The Seville Palace House

Casa-Palacio Sevillana

Patio`s view from the hallway.

Las Dueñas, Casa de Pilatos, Los Pinelos, Casa de la Condesa de Lebrija are some examples of Seville Palace House that can be visited nowdays and that delight Sevillans and visitors.

Origin of the Seville Palace House

Its origin is without a doubt, Roman and its evolution is a product of the history of the city of Seville, along with several archaeological influences over the centuries:  Romans, Arabs and later on,the Italian Renaissance will have a fundamental role in its evolution.

 The layout of the historic city, surrounded by walls from the 12th century, has an Islamic origin. It is a magical labyrinthine of narrow alleys. A big part of the Wall was destroyed in the century XIX.

 According to the Islamic urbanism model, there are no rules of any kind, as long as the neighbors are not disturbed and privacy is maintained. Nor can one flaunt wealth, since all Muslims are to be equal in the eyes of Allah.

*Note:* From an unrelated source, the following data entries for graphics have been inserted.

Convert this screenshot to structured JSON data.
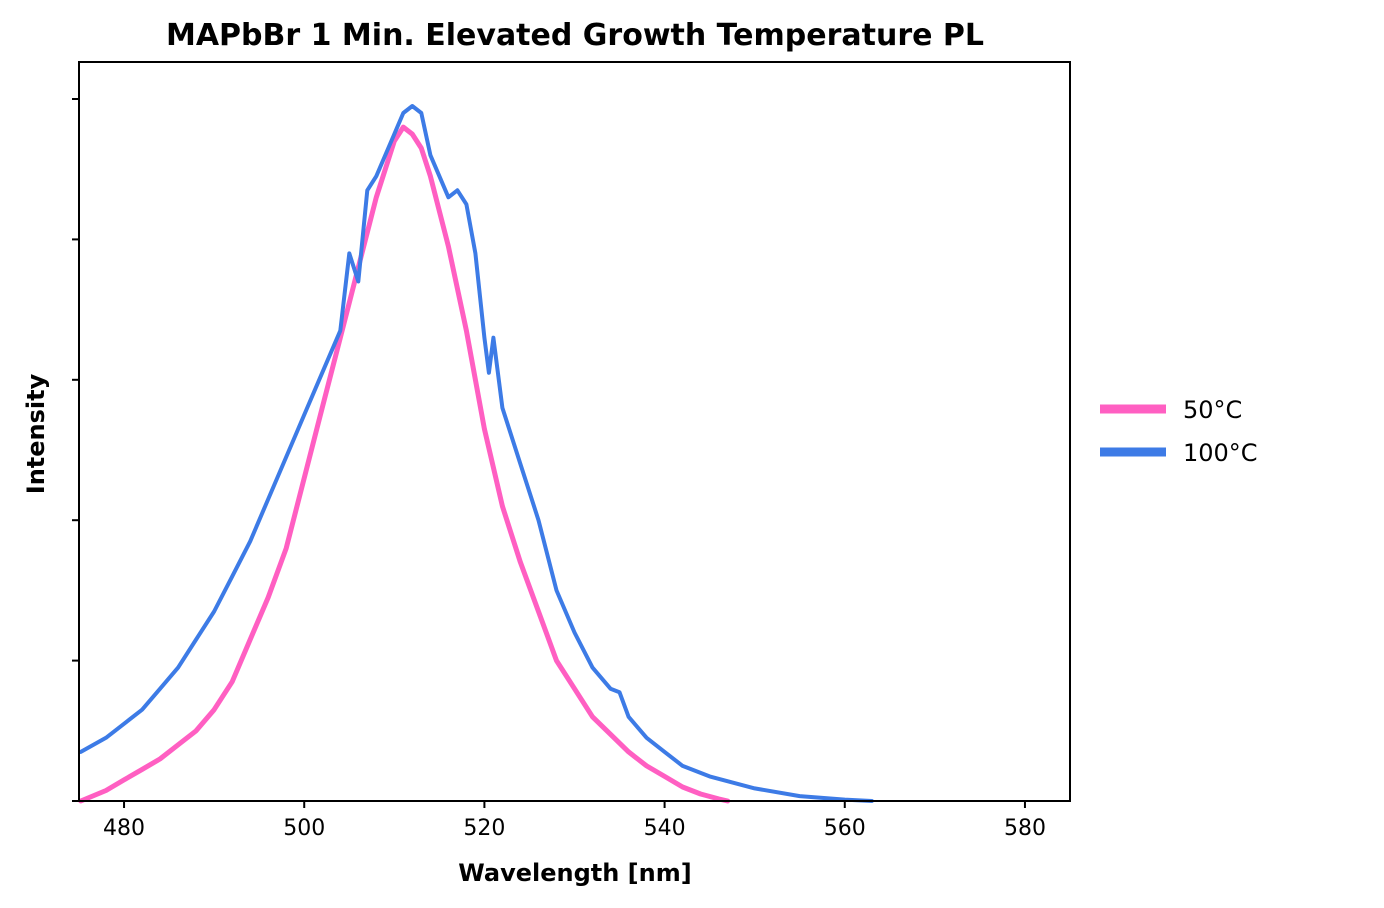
{
  "chart_data": {
    "type": "line",
    "title": "MAPbBr 1 Min. Elevated Growth Temperature PL",
    "xlabel": "Wavelength [nm]",
    "ylabel": "Intensity",
    "xlim": [
      475,
      585
    ],
    "ylim": [
      0,
      1.0
    ],
    "x_ticks": [
      480,
      500,
      520,
      540,
      560,
      580
    ],
    "x_tick_labels": [
      "480",
      "500",
      "520",
      "540",
      "560",
      "580"
    ],
    "y_ticks_unlabeled": [
      0,
      0.2,
      0.4,
      0.6,
      0.8,
      1.0
    ],
    "grid": false,
    "legend_position": "right",
    "series": [
      {
        "name": "50°C",
        "color": "#ff5fc2",
        "x": [
          475.2,
          478,
          480,
          482,
          484,
          486,
          488,
          490,
          492,
          494,
          496,
          498,
          500,
          502,
          504,
          506,
          508,
          510,
          511,
          512,
          513,
          514,
          516,
          518,
          520,
          522,
          524,
          526,
          528,
          530,
          532,
          534,
          536,
          538,
          540,
          542,
          544,
          546,
          547
        ],
        "y": [
          0.0,
          0.015,
          0.03,
          0.045,
          0.06,
          0.08,
          0.1,
          0.13,
          0.17,
          0.23,
          0.29,
          0.36,
          0.46,
          0.56,
          0.66,
          0.76,
          0.86,
          0.94,
          0.96,
          0.95,
          0.93,
          0.89,
          0.79,
          0.67,
          0.53,
          0.42,
          0.34,
          0.27,
          0.2,
          0.16,
          0.12,
          0.095,
          0.07,
          0.05,
          0.035,
          0.02,
          0.01,
          0.003,
          0.0
        ]
      },
      {
        "name": "100°C",
        "color": "#3d7be6",
        "x": [
          475.2,
          478,
          480,
          482,
          484,
          486,
          488,
          490,
          492,
          494,
          496,
          498,
          500,
          502,
          504,
          505,
          506,
          507,
          508,
          510,
          511,
          512,
          513,
          514,
          516,
          517,
          518,
          519,
          520,
          520.5,
          521,
          522,
          524,
          526,
          528,
          530,
          532,
          534,
          535,
          536,
          538,
          540,
          542,
          545,
          550,
          555,
          560,
          563
        ],
        "y": [
          0.07,
          0.09,
          0.11,
          0.13,
          0.16,
          0.19,
          0.23,
          0.27,
          0.32,
          0.37,
          0.43,
          0.49,
          0.55,
          0.61,
          0.67,
          0.78,
          0.74,
          0.87,
          0.89,
          0.95,
          0.98,
          0.99,
          0.98,
          0.92,
          0.86,
          0.87,
          0.85,
          0.78,
          0.66,
          0.61,
          0.66,
          0.56,
          0.48,
          0.4,
          0.3,
          0.24,
          0.19,
          0.16,
          0.155,
          0.12,
          0.09,
          0.07,
          0.05,
          0.035,
          0.018,
          0.007,
          0.002,
          0.0
        ]
      }
    ]
  }
}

 Therefore the houses are built towards the interior, showing the alley a simple whitewashed façade and keeping its secrets of beauty and freshness inside the houses. Patios and gardens with wells and fountains and magnificent tile cloths are hidden behind the simple exterior walls.

The Casa de Pilatos

 Casa de Pilatos, is the first Seville palace house to open its façade to the outside at the begining of the century 16 th.The Marquis of Tarifa on his pilgrimage trip to Jerusalem passes through Italy and discovers the Italian Renaissance. He will be the one to commission a series of Renaissance works in Genova, including the main facade for his Seville palace.

With the introducction of the Renaissance style in the city, many of the noble families will start to work their houses towards the outside.

Then, balconies and windows with bars  start appering in the outside of he houses. Although the structure of the main entrance  of the house,will continue to be at an angle, so that the main patio from the inside of the building cannot be seen from the Street. It will have to wait for the Romantic period, in the XIX century, so that it becomes fashionable to show the patios, through the Iron doors.